Sinistre exécution à Bassens, le 2 avril dernier. Dans une petite épicerie télé, trois jeunes gens sont tués, vingt-deux balles ont été tirées par des gens masqués. Le procureur Robin tient le lendemain une conférence de presse et parle “d’une lâcheté ignoble qui interpelle sur l’état d’inhumanité des auteurs (…) D’un Everest de folie criminelle qui nous conduit à maintenir le cap” : celui de la lutte contre les trafics de drogue, immédiatement évoqués comme mobile du crime. Un habitant de la cité, 21 ans, semble être une victime collatérale de ce règlement de compte : un projectile a transpercé son coeur et son poumon. D’après le procureur, les deux trentenaires visés seraient liés aux gérants présumés d’un “plan stups” de Bassens, les frères Laribi. Je ne vais pas jouer les enquêteurs et raconter ce qui s’est vraiment passé à l’aide de quelques indiscrétions policières ou judiciaires. Un silence judiciaire officiel règne sur cette nouvelle affaire qui ne sera jugée, si les soupçonnés tueurs sont arrêtés, que dans deux ou trois ans. Le temps que police et justice travaillent, que l’instruction soit terminée et qu’une ordonnance de mise en accusation (OMA) soit écrite. Et que le tribunal d’assises, qui siège par intermittence, soit réuni.
Cet horrible règlement de compte renvoie à un procès d’assises de décembre 2015, il y a quatre mois, où furent condamnés trois responsables de l’exécution de trois autres, qu’ils brûlèrent dans leur voiture. Deux étaient justement les frères Laribi, réputés tenir le trafic le plus important de la cité… Bassens. Oui, Bassens.
Je reprends les cahiers que j’ai remplis durant ce procès de neuf journées. Invisibles vedettes de cette éprouvante session, les quatre témoins sous x, puisqu’aucune preuve, comme une arme identifiée, une empreinte ADN, ou une vidéo de surveillance n’existait. Leur audition fut étrange : sur des écrans fixés au mur on voyait une toile blanche qui cachait complètement le témoin et le lieu de son audition, sa voix était transformée. Le premier témoin sous x, langue déliée, a certainement été celui qui a persuadé les jurés que les accusés étaient coupables. Ayant juré de dire la vérité de sa voix travestie, il commençait derrière son drap : “J’ai voulu témoigner pour que ces atrocités ne se reproduisent plus parce qu’on a tous été choqués. Dans les quartiers, ça parle beaucoup et ce qui a été fait a semé la terreur, la panique”. Il poursuit sur les raisons des crimes : “Les trois jeunes ont été tués et brûlés pour une histoire de réseau, une guerre entre deux quartiers, en sachant que c’est Sami Ati qui tient le réseau des Micocouliers qui a donné contrat aux frère Laribi, qui tiennent Bassens, de se débarrasser des deux gamins”. Avant de revenir sur le soir des meurtres : “Lamine les a tués au drive à côté de l’école désaffectée. C’est surtout à proximité du commissariat et c’est ce qui a terrorisé les gens. L’arme était tenue par Lamine (…) Quand les bruits de balle ont été entendus, Mehdi a dit c’est rien c’est mon frère qui s’entraîne”. Déterminé, ce témoin anonyme continue : “Et les Laribi ont la réputation d’être des psychopathes. Ils ont déjà le drive de Bassens et des actions, pratiquement dans tous les réseaux de Marseille”. Il conclut, voix toujours masquée : “Ils sont considérés comme les caïds des quartiers nord. Ils ont assis leur réputation sur la mort de ces trois jeunes et d’autres gamins avant”. “C’est mes enfants qu’il est en train d’assassiner !”, s’écrie brusquement le père des frères Laribi présent dans la salle avec des proches. Brouhaha, insultes, bousculades, le président les fait expulser.

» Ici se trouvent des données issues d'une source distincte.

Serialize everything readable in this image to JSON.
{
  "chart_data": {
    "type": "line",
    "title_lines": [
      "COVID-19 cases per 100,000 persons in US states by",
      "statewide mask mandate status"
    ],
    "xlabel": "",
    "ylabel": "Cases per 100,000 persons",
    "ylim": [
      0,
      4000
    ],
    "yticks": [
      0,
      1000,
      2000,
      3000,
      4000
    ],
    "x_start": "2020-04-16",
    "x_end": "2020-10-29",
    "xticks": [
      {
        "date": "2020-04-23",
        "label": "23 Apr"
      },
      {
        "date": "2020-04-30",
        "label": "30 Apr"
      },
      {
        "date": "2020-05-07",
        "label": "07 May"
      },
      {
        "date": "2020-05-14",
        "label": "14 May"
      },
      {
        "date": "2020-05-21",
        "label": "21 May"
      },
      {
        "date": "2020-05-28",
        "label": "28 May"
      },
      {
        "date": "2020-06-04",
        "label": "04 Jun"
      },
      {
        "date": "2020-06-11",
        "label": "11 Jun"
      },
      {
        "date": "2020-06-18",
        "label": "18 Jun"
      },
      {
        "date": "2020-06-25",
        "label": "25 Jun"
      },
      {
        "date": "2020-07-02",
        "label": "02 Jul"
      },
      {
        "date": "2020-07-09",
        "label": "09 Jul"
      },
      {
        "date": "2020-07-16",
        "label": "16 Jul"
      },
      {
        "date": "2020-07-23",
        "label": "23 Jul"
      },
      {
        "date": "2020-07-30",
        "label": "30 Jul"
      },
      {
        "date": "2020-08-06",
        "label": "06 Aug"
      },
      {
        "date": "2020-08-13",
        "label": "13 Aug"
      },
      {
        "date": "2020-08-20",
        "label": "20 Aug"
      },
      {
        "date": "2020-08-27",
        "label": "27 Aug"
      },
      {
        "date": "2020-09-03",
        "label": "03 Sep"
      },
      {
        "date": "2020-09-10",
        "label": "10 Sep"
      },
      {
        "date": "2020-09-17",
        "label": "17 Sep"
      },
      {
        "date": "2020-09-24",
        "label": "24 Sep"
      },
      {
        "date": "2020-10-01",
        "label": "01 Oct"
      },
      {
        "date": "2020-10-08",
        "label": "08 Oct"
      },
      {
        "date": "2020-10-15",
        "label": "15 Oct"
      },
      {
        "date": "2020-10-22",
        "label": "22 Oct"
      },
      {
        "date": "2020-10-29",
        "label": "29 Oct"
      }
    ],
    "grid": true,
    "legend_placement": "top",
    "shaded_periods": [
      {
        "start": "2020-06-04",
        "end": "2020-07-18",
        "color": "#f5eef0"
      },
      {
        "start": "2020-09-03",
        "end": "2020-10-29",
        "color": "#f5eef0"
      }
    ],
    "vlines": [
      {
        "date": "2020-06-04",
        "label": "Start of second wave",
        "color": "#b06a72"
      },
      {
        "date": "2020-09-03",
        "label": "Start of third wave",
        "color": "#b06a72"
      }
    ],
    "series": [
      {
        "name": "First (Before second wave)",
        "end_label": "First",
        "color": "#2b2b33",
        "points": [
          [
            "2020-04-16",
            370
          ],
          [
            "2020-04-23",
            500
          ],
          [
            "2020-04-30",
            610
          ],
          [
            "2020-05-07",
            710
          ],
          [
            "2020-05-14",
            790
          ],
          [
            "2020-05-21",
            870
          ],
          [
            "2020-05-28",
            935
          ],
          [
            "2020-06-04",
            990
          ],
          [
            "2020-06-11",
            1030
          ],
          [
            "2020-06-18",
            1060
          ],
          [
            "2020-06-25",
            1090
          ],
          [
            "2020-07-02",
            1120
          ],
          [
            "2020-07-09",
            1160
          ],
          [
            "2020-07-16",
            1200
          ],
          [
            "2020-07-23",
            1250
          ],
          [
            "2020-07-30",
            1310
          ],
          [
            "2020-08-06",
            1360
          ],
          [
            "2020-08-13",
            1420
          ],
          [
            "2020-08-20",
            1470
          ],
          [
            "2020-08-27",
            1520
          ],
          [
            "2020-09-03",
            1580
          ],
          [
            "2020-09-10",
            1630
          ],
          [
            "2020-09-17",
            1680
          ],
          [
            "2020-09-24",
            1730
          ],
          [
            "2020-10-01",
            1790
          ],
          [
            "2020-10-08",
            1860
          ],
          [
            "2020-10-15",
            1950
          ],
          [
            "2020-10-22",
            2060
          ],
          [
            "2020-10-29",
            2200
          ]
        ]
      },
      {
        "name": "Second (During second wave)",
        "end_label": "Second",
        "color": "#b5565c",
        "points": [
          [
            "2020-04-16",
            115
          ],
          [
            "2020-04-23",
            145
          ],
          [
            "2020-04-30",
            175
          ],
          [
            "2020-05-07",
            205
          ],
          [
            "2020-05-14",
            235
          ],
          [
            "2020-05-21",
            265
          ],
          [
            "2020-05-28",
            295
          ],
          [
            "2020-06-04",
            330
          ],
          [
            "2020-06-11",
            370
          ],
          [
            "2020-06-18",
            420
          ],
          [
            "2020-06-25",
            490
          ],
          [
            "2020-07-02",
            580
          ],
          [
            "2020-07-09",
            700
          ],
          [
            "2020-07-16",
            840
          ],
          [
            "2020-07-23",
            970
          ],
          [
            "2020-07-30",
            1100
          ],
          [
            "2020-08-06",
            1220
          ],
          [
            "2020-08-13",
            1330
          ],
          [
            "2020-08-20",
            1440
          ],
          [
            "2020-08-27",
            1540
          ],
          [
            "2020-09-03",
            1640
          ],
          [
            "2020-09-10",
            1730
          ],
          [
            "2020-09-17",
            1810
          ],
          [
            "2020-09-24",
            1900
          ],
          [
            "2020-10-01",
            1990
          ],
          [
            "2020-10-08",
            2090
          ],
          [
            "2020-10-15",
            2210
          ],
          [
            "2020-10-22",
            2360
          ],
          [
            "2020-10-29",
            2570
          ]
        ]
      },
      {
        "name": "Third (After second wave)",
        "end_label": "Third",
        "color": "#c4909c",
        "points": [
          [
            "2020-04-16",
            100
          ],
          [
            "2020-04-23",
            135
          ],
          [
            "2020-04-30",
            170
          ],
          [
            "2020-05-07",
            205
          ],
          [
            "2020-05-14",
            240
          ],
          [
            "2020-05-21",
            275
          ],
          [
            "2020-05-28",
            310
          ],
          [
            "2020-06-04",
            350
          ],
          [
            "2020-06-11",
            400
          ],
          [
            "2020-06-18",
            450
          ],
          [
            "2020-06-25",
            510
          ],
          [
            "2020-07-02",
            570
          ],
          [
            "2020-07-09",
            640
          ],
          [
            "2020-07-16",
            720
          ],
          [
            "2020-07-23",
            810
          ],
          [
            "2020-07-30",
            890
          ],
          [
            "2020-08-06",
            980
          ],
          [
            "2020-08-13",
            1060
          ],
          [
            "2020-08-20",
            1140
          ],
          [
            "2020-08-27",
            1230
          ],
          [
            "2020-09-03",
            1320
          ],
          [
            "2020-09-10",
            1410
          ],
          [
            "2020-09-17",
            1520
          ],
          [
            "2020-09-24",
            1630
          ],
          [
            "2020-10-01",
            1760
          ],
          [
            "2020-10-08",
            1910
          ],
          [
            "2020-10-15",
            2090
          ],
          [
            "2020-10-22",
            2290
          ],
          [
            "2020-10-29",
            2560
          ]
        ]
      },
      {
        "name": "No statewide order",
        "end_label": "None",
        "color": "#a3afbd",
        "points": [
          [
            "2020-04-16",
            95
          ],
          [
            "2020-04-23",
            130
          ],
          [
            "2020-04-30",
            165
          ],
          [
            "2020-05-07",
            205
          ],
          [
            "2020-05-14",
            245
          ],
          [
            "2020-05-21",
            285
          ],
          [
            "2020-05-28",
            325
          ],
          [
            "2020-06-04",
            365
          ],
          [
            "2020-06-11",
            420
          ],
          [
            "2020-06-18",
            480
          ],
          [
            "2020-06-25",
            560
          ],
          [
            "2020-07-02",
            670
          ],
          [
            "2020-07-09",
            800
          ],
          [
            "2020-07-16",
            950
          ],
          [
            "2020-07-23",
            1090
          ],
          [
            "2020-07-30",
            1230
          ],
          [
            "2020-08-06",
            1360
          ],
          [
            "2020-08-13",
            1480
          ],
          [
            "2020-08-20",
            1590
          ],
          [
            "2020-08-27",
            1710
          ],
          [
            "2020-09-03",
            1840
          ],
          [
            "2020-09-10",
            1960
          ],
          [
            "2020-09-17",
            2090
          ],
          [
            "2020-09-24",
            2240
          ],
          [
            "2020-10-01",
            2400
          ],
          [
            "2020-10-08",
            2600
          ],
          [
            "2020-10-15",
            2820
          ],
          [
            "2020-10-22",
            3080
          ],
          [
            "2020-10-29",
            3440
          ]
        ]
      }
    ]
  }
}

Rencontré 22 jours après le procès, le commissaire Moustacakis, qui a témoigné après avoir mené l’enquête, s’en disait “satisfait” : il n’avait aucun doute sur la culpabilité des accusés. La première raison est que les témoins sous X étaient “vraiment crédibles”. Évidemment il était indispensable “d’habiller un peu les circonstances” afin qu’ils ne soient pas démasqués. Mais ils avaient “vraiment vu des choses, je sais où et comment”. Moustacakis ne pouvait pas dire non plus qu’il avait recueilli un aveu décisif d’un des frères Laribi. En fin de garde à vue, Lamine “m’a avoué, en tête à tête, dans son langage mais c’était clair, qu’il avait été obligé de le faire sinon il risquait…”. C’était indicible au procès car cette confidence était “hors PV, c’était pas écrit, donc c’était sa parole contre la mienne…”.
Quant aux mamans des victimes, que j’ai revu quinze jours après le procès, elles pensaient que le verdict de culpabilité et les 22 ans de prison, “ce qui est très connu dans les cités” allaient servir. En particulier “à ce que les mamans, et les autres proches des victimes qui souvent n’osent pas, osent maintenant venir dire la vérité”. Elles insistaient sur leur propre rôle : si la police et la justice ont correctement travaillé, c’est surtout parce que elles ont osé “venir dire devant le tribunal ce qu’elles savaient – et que tout le monde savait”. Ce procès leur sert déjà, expliquait une jeune maman, à montrer aux jeunes, “surtout aux ados” qu’on ne peut pas “suivre cette voie, faire le trafic, des choses comme ça : ça finit mal, ça finit en prison ou même…”.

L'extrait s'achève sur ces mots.